The overall purpose of this dissertation is to investigate the implementation of LA at the scale of MOOCs and to explore how data-driven technology can support learning and teaching in this context. To this end, several research prototypes have been iteratively developed for the HPI MOOC Platform. Hence, they were tested and evaluated in an authentic real-world learning environment. Most of the results can be applied on a conceptual level to other MOOC platforms as well. The research contribution of this thesis thus provides practical insights beyond what is theoretically possible. In total, four system components were developed and extended:
(1) The Learning Analytics Architecture: A technical infrastructure to collect, process, and analyze event-driven learning data based on schema-agnostic pipelining in a service-oriented MOOC platform. (2) The Learning Analytics Dashboard for Learners: A tool for data-driven support of self-regulated learning, in particular to enable learners to evaluate and plan their learning activities, progress, and success by themselves. (3) Personalized Learning Objectives: A set of features to better connect learners' success to their personal intentions based on selected learning objectives to offer guidance and align the provided data-driven insights about their learning progress. (4) The Learning Analytics Dashboard for Teachers: A tool supporting teachers with data-driven insights to enable the monitoring of their courses with thousands of learners, identify potential issues, and take informed action.
For all aspects examined in this dissertation, related research is presented, development processes and implementation concepts are explained, and evaluations are conducted in case studies.

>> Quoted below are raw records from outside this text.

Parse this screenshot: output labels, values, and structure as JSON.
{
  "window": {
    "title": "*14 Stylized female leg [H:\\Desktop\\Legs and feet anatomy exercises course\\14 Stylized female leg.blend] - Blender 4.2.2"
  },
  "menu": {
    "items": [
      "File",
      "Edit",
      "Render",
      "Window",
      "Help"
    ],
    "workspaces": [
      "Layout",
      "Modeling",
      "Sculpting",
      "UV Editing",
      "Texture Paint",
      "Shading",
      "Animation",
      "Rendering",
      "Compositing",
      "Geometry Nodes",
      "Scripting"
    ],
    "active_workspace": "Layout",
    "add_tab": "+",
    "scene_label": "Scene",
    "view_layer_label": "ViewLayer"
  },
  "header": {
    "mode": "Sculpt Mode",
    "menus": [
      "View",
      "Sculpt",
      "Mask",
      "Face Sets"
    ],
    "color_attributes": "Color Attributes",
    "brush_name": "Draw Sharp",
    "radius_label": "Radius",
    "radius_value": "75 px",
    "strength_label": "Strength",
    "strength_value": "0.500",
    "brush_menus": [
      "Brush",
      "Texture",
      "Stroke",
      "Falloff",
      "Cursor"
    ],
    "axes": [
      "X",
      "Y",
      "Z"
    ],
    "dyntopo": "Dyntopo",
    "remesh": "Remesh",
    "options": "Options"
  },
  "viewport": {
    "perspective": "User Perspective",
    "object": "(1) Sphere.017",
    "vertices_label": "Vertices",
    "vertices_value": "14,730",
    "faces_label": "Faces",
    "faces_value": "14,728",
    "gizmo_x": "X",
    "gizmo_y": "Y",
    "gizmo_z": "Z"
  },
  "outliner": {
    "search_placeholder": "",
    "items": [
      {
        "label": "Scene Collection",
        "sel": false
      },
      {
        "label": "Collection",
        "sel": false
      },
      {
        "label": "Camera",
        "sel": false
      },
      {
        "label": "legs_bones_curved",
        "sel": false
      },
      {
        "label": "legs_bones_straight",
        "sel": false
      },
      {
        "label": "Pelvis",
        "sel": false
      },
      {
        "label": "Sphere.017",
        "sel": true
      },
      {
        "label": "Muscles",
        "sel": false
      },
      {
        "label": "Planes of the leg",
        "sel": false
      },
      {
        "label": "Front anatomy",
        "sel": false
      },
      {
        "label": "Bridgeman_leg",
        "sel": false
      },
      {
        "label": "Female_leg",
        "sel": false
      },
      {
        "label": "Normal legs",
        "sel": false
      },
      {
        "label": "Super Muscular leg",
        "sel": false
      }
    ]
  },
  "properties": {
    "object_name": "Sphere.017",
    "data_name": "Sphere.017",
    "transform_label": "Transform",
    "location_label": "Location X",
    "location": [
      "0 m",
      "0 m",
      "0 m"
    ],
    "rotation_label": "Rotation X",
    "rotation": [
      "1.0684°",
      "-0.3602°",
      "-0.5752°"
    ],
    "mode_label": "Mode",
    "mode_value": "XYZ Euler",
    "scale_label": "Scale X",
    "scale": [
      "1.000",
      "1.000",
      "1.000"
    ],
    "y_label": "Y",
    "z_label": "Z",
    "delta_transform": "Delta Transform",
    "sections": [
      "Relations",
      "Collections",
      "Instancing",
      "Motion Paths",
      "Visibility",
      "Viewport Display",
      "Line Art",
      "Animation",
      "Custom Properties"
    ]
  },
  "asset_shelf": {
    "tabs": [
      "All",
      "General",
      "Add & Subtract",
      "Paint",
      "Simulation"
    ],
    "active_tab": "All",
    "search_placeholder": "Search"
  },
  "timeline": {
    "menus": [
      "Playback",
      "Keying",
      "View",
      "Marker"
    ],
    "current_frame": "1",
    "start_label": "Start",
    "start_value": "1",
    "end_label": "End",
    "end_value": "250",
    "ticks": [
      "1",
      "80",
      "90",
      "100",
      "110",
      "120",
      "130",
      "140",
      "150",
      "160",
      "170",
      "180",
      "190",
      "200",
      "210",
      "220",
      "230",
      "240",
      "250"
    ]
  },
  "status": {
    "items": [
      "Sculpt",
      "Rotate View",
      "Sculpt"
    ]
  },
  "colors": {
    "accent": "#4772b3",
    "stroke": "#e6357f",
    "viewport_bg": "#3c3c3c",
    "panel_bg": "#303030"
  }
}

Among other findings, the usage of the learner dashboard in combination with personalized learning objectives demonstrated improved certification rates of 11.62% to 12.63%. Furthermore, it was observed that the teacher dashboard is a key tool and an integral part for teaching in MOOCs. In addition to the results and contributions, general limitations of the work are discussed—which altogether provide a solid foundation for practical implications and future research.